La mattina dopo si svegliò sudato, come se una parte del sogno che non ricordava gli avesse lasciato un’ansia, dissonante però con la beatitudine del ricordo.
Alcune notti dopo tornò a sognarla: di nuovo nel bosco. Sembrava essere diventato il nascondiglio segreto dove incontrarla: un bosco incantato. Si domandò se non avesse fatto male a non raccontarle nulla. Si erano sdraiati sull’erba, tenendosi per mano. Quella mano, che sentiva inconsistente, lentamente svanì. Quando si voltò, la vide piangere mentre svaniva del tutto. Si svegliò di soprassalto, gli occhi spalancati nel buio della stanza. Accese la luce, prese la bottiglia d’acqua dal comodino e bevve avidamente. Cercò il cellulare per chiamarla e sul display comparve l’orario: le tre e mezza. Ebbe un moto di stizza, gli sembrava inopportuno e allo stesso tempo fremeva per parlarle. Restò qualche minuto a riflettere con la testa appoggiata sul cuscino, il telefono appoggiato sulle gambe e gli occhi che fissavano il soffitto.

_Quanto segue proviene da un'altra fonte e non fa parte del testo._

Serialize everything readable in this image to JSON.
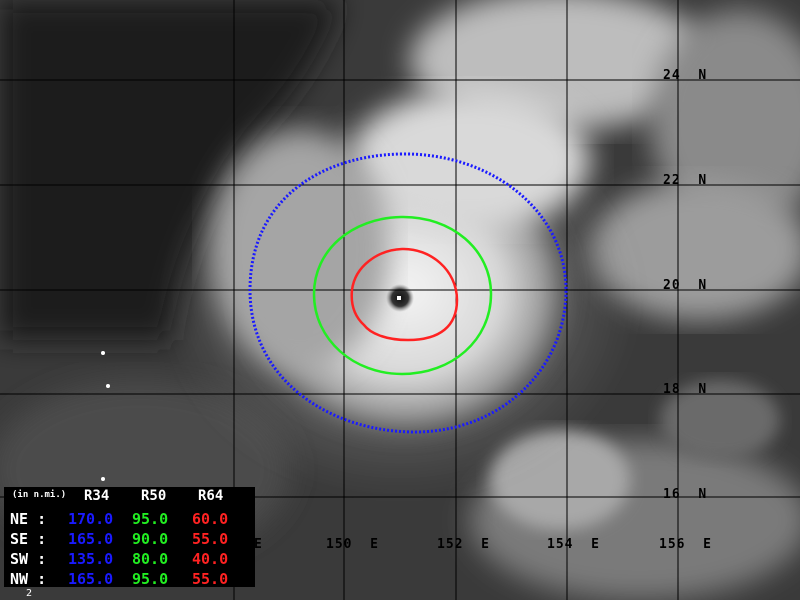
{
  "map": {
    "latitude_labels": [
      "24",
      "22",
      "20",
      "18",
      "16"
    ],
    "latitude_hemisphere": "N",
    "longitude_labels": [
      "150",
      "152",
      "154",
      "156"
    ],
    "longitude_hemisphere": "E",
    "partial_longitude_label": "E",
    "storm_center": {
      "lat": 19.8,
      "lon": 151.05
    },
    "colors": {
      "r34": "#1a1aff",
      "r50": "#22ee22",
      "r64": "#ff2222",
      "grid": "#000000",
      "eye_marker": "#ffffff"
    }
  },
  "legend": {
    "unit_label": "(in n.mi.)",
    "headers": [
      "R34",
      "R50",
      "R64"
    ],
    "rows": [
      {
        "quadrant": "NE :",
        "r34": "170.0",
        "r50": "95.0",
        "r64": "60.0"
      },
      {
        "quadrant": "SE :",
        "r34": "165.0",
        "r50": "90.0",
        "r64": "55.0"
      },
      {
        "quadrant": "SW :",
        "r34": "135.0",
        "r50": "80.0",
        "r64": "40.0"
      },
      {
        "quadrant": "NW :",
        "r34": "165.0",
        "r50": "95.0",
        "r64": "55.0"
      }
    ]
  },
  "frame_number": "2"
}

La prima luce dell’alba fece capolino dalla finestra. Tornò a guardare il display del cellulare che indicava le sei e venti. Era rimasto in quella posizione quasi tre ore, senza fare assolutamente nulla, con un profondo vuoto nella testa. Cominciò a preoccuparsi del suo stato. Finora non gli era mai successo di fare sogni così angoscianti. Tutta l’intera storia sembrava simile a un incubo e non ne capiva la ragione. Decise che non l’avrebbe chiamata. Forse era meglio non incontrarla più, cancellandola definitivamente dalla sua vita.
Nei giorni seguenti non poté fare a meno di ripensare a quel sogno che, per fortuna, non si era più ripetuto. I mesi passavano e la vita aveva ripreso il monotono ma soddisfacente tran-tran; quasi non ricordava più il volto di Monica. Era stato il più brutto incubo della sua vita.
Il giorno del suo compleanno, il quarantesimo, Carlo, uno dei miei migliori amici, organizzò una festa a sorpresa, inaspettata e riuscitissima. Quando portò la torta illuminata da quaranta candeline colorate, prima di passargli il coltello disse che era giunto all’età delle scelte che non si possono evitare, e si augurava fossero definitive e proficue di una vita serena e appagante. Spense le candeline e con un fendente netto tagliò la torta. Gli venne da replicare che aveva ragione circa la necessità di una svolta, che avrebbe assecondato con la stessa determinazione che avevo dato al taglio. Saltarono molti tappi di spumante e mentre riempiva i calici, ringraziando per gli auguri, nella penombra dei lucciconi che, rotto dall’emozione, avevano invaso gli occhi, intravide un’ombra che si avvicinava. Vide una mano protesa, e sentì la voce di Carlo accanto alla figura: Stefano, voglio presentarti mia cugina appena venuta dalla Francia, Monique.